I guess I should tell you a little about the book itself. I want to call The Rules for Disappearing
a light read because I breezed through it, though it's not necessarily light subject matter. Bad guys being out to get you and ending up in the Witness Protection Program isn't exactly a walk in the park. Poor Meg has to deal with constant upheaval, a loss of her former life, being deterred from making any new connections, a closed off day, a breaking down sister, and an alcoholic mom. However, it was easy for me to connect with her because she still goes through many things that teenagers deal with, Witness Protection or not. Meg feels like she's an outcast with ugly clothes, betrayed by her friends, and responsible for sticking her nose precisely where it doesn't belong. I think we've all been there. I felt like a lot of what Meg went through was metaphors for those (and other) teen struggles.
I really liked most of the characters, which helped move the story along. Meg was tired of her situation, and I love that she decided to do something about it. The mom in me was screaming at her because it was a terrible idea, but still. You have to love a YA heroine that doesn't just lie down and accept what's happened to her or wait on Prince Charming to rescue her. She also loves her family despite their flaws, real or imagined, and is very protective of her little sister, Teeny. Ethan, the love interest, stole my heart. He didn't give up on Meg no matter how many times she pushed him away, and he was always there for her, no questions asked. I even liked Meg's parents - Dad really did have their best interests at heart and Mom was trying, dammit.
I don't want to give too much of the story away because it really is a fun read. I was never exactly surprised by the events in the book, but I didn't grow bored with them. There was just enough suspense to keep me interested, but not so much tension that it made me skip ahead in the book. (Yes, I am guilty of that.) There is some romance involved in the book, but if that isn't your thing, rest assured that it does not overwhelm the story's plot.
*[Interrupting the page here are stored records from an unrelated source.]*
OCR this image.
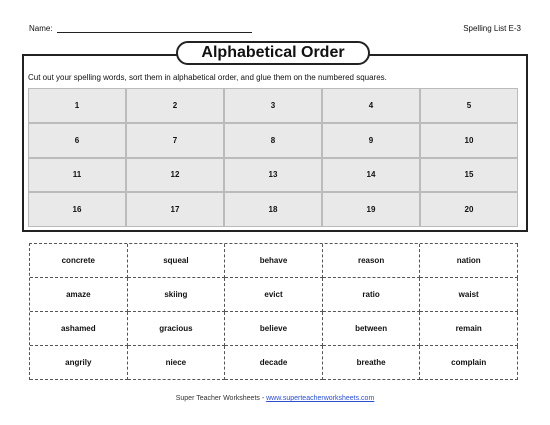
Name:	Spelling List E-3
Alphabetical Order
Cut out your spelling words, sort them in alphabetical order, and glue them on the numbered squares.
1	2	3	4	5
6	7	8	9	10
11	12	13	14	15
16	17	18	19	20
concrete	squeal	behave	reason	nation
amaze	skiing	evict	ratio	waist
ashamed	gracious	believe	between	remain
angrily	niece	decade	breathe	complain
Super Teacher Worksheets - www.superteacherworksheets.com
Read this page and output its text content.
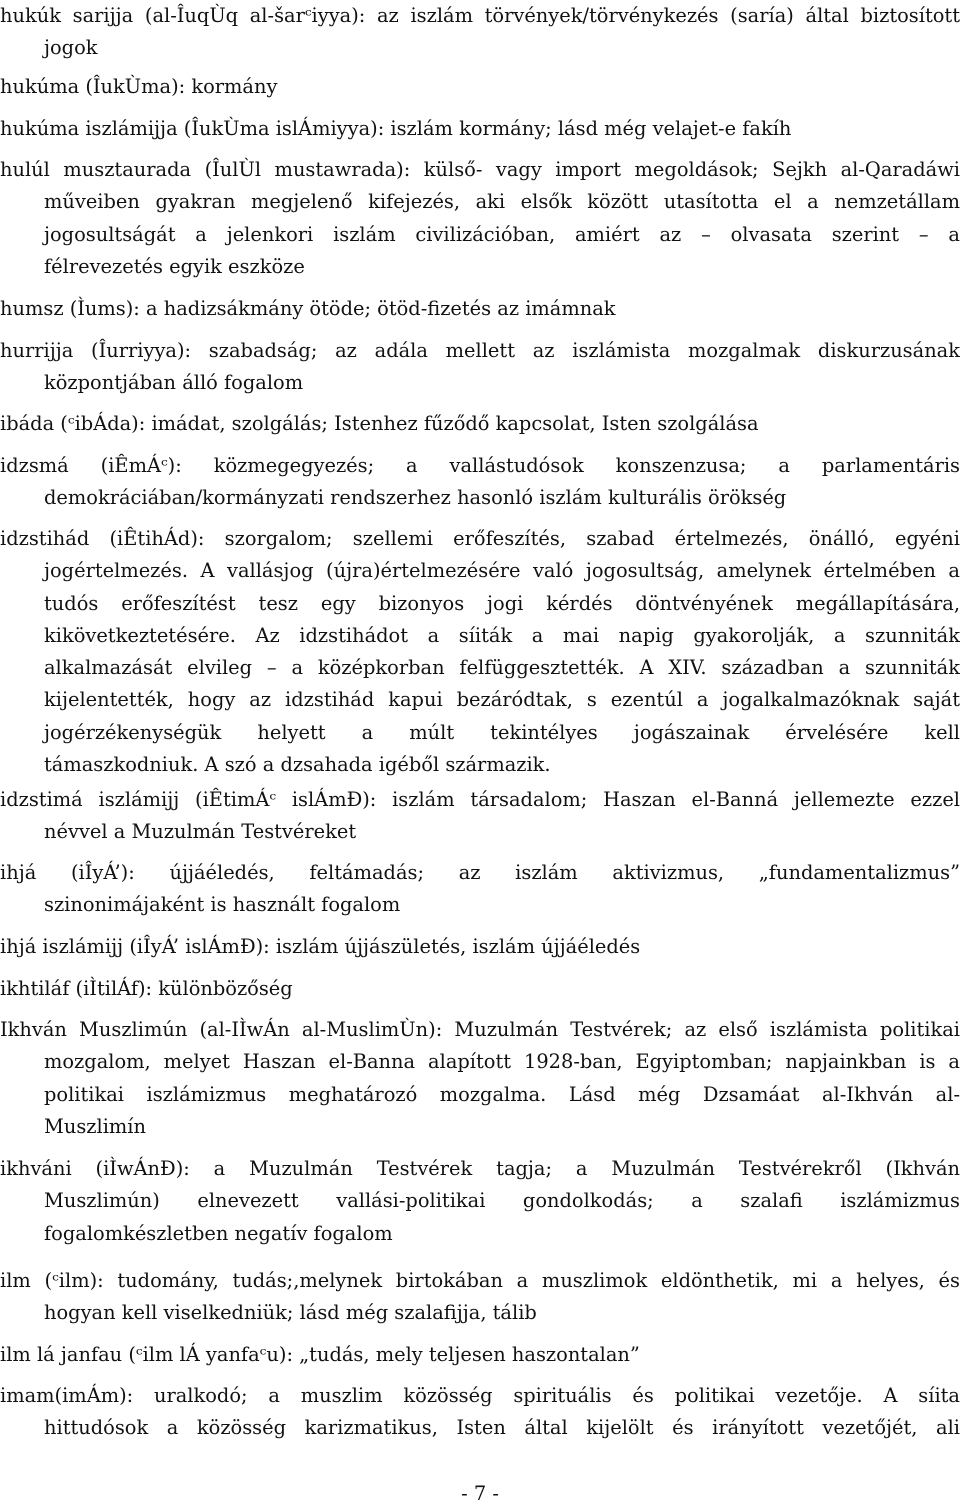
hukúk sarijja (al-ÎuqÙq al-šarᶜiyya): az iszlám törvények/törvénykezés (saría) által biztosított
jogok
hukúma (ÎukÙma): kormány
hukúma iszlámijja (ÎukÙma islÁmiyya): iszlám kormány; lásd még velajet-e fakíh
hulúl musztaurada (ÎulÙl mustawrada): külső- vagy import megoldások; Sejkh al-Qaradáwi
műveiben gyakran megjelenő kifejezés, aki elsők között utasította el a nemzetállam
jogosultságát a jelenkori iszlám civilizációban, amiért az – olvasata szerint – a
félrevezetés egyik eszköze
humsz (Ìums): a hadizsákmány ötöde; ötöd-fizetés az imámnak
hurrijja (Îurriyya): szabadság; az adála mellett az iszlámista mozgalmak diskurzusának
központjában álló fogalom
ibáda (ᶜibÁda): imádat, szolgálás; Istenhez fűződő kapcsolat, Isten szolgálása
idzsmá (iÊmÁᶜ): közmegegyezés; a vallástudósok konszenzusa; a parlamentáris
demokráciában/kormányzati rendszerhez hasonló iszlám kulturális örökség
idzstihád (iÊtihÁd): szorgalom; szellemi erőfeszítés, szabad értelmezés, önálló, egyéni
jogértelmezés. A vallásjog (újra)értelmezésére való jogosultság, amelynek értelmében a
tudós erőfeszítést tesz egy bizonyos jogi kérdés döntvényének megállapítására,
kikövetkeztetésére. Az idzstihádot a síiták a mai napig gyakorolják, a szunniták
alkalmazását elvileg – a középkorban felfüggesztették. A XIV. században a szunniták
kijelentették, hogy az idzstihád kapui bezáródtak, s ezentúl a jogalkalmazóknak saját
jogérzékenységük helyett a múlt tekintélyes jogászainak érvelésére kell
támaszkodniuk. A szó a dzsahada igéből származik.
idzstimá iszlámijj (iÊtimÁᶜ islÁmÐ): iszlám társadalom; Haszan el-Banná jellemezte ezzel
névvel a Muzulmán Testvéreket
ihjá (iÎyÁ’): újjáéledés, feltámadás; az iszlám aktivizmus, „fundamentalizmus”
szinonimájaként is használt fogalom
ihjá iszlámijj (iÎyÁ’ islÁmÐ): iszlám újjászületés, iszlám újjáéledés
ikhtiláf (iÌtilÁf): különbözőség
Ikhván Muszlimún (al-IÌwÁn al-MuslimÙn): Muzulmán Testvérek; az első iszlámista politikai
mozgalom, melyet Haszan el-Banna alapított 1928-ban, Egyiptomban; napjainkban is a
politikai iszlámizmus meghatározó mozgalma. Lásd még Dzsamáat al-Ikhván al-
Muszlimín
ikhváni (iÌwÁnÐ): a Muzulmán Testvérek tagja; a Muzulmán Testvérekről (Ikhván
Muszlimún) elnevezett vallási-politikai gondolkodás; a szalafi iszlámizmus
fogalomkészletben negatív fogalom
ilm (ᶜilm): tudomány, tudás;,melynek birtokában a muszlimok eldönthetik, mi a helyes, és
hogyan kell viselkedniük; lásd még szalafijja, tálib
ilm lá janfau (ᶜilm lÁ yanfaᶜu): „tudás, mely teljesen haszontalan”
imam(imÁm): uralkodó; a muszlim közösség spirituális és politikai vezetője. A síita
hittudósok a közösség karizmatikus, Isten által kijelölt és irányított vezetőjét, ali
- 7 -
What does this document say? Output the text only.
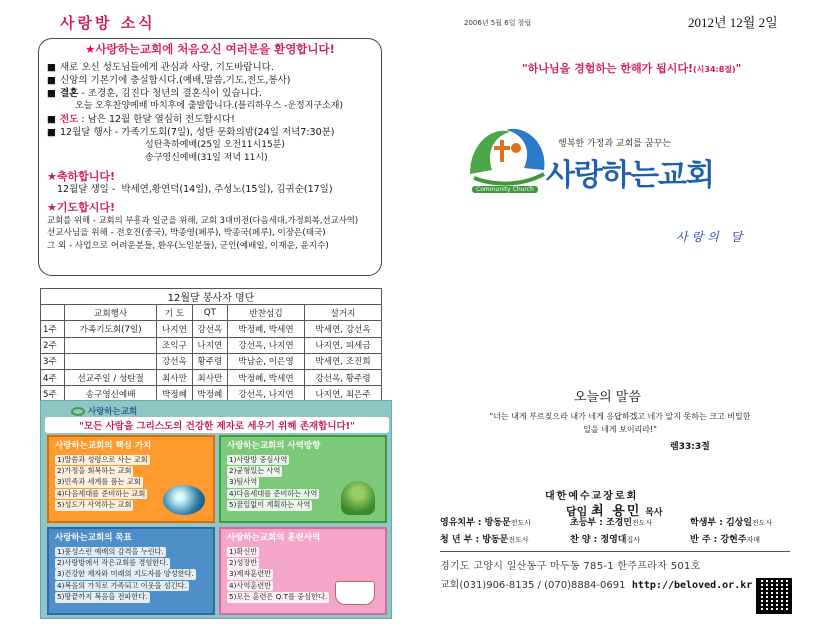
사랑방 소식
★사랑하는교회에 처음오신 여러분을 환영합니다!
■ 새로 오신 성도님들에게 관심과 사랑, 기도바랍니다.
■ 신앙의 기본기에 충실합시다.(예배,말씀,기도,전도,봉사)
■ 결혼 - 조경훈, 김진다 청년의 결혼식이 있습니다.
오늘 오후찬양예배 마치후에 출발합니다.(블리하우스 -운정지구소재)
■ 전도 : 남은 12월 한달 열심히 전도합시다!
■ 12월달 행사 - 가족기도회(7일), 성탄 문화의밤(24일 저녁7:30분)
성탄축하예배(25일 오전11시15분)
송구영신예배(31일 저녁 11시)
★축하합니다!
12월달 생일 - 박세연,황연덕(14일), 주성노(15일), 김귀순(17일)
★기도합시다!
교회를 위해 - 교회의 부흥과 일군을 위해, 교회 3대비전(다음세대,가정회복,선교사역)
선교사님을 위해 - 전호진(중국), 박종영(페루), 박종국(페루), 이장은(태국)
그 외 - 사업으로 어려운분들, 환우(노인분들), 군인(예배일, 이재운, 윤지수)
12월달 봉사자 명단					
	교회행사	기 도	QT	반찬섬김	설거지
1주	가족기도회(7일)	나지연	강선옥	박정혜, 박세연	박세연, 강선옥
2주		조익구	나지연	강선옥, 나지연	나지연, 피세금
3주		강선옥	황주령	박남순, 이은영	박세연, 조진희
4주	선교주일 / 성탄절	최사만	최사만	박정혜, 박세연	강선옥, 황주령
5주	송구영신예배	박정혜	박정혜	강선옥, 나지연	나지연, 최은주
사랑하는교회
"모든 사람을 그리스도의 건강한 제자로 세우기 위해 존재합니다!"
사랑하는교회의 핵심 가치
1)말씀과 성령으로 사는 교회
2)가정을 회복하는 교회
3)민족과 세계를 품는 교회
4)다음세대를 준비하는 교회
5)성도가 사역하는 교회
사랑하는교회의 사역방향
1)사랑방 중심사역
2)균형있는 사역
3)팀사역
4)다음세대를 준비하는 사역
5)꿈일없이 계획하는 사역
사랑하는교회의 목표
1)풍성스런 예배의 감격을 누린다.
2)사랑방에서 작은교회를 경험한다.
3)건강한 제자와 미래의 지도자를 양성한다.
4)복음의 가치로 가족되고 이웃을 섬긴다.
5)땅끝까지 복음을 전파한다.
사랑하는교회의 훈련사역
1)확신반
2)성장반
3)제자훈련반
4)사역훈련반
5)모든 훈련은 Q.T를 중심한다.
2006년 5월 6일 창립	2012년 12월 2일
"하나님을 경험하는 한해가 됩시다!(시34:8절)"
행복한 가정과 교회를 꿈꾸는
사랑하는교회
Community Church
사랑의 달
오늘의 말씀
"너는 내게 부르짖으라 내가 네게 응답하겠고 네가 알지 못하는 크고 비밀한 일을 네게 보이리라!"
렘33:3절
대한예수교장로회
담임 최 용민 목사
영유치부 : 방동문전도사	초등부 : 조경민전도사	학생부 : 김상일전도사
청 년 부 : 방동문전도사	찬 양 : 정영대집사	반 주 : 강현주자매
경기도 고양시 일산동구 마두동 785-1 한주프라자 501호
교회(031)906-8135 / (070)8884-0691 http://beloved.or.kr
All in all, I think The Rules for Disappearing
will be enjoyed by most YA readers, especially teens. It's a great mystery with realistic characters and is a fun and easy read.4.5/5 Stars*To satisfy FTC guidelines, I am disclosing that I received the book for reviewing purposes as a part of Itching for Books Blog Tours in exchange for an honest review. The advance digital copy was provided to the tour by the publisher, which has in no way affected the outcome. All opinions expressed are rambling, honest, and completely my own.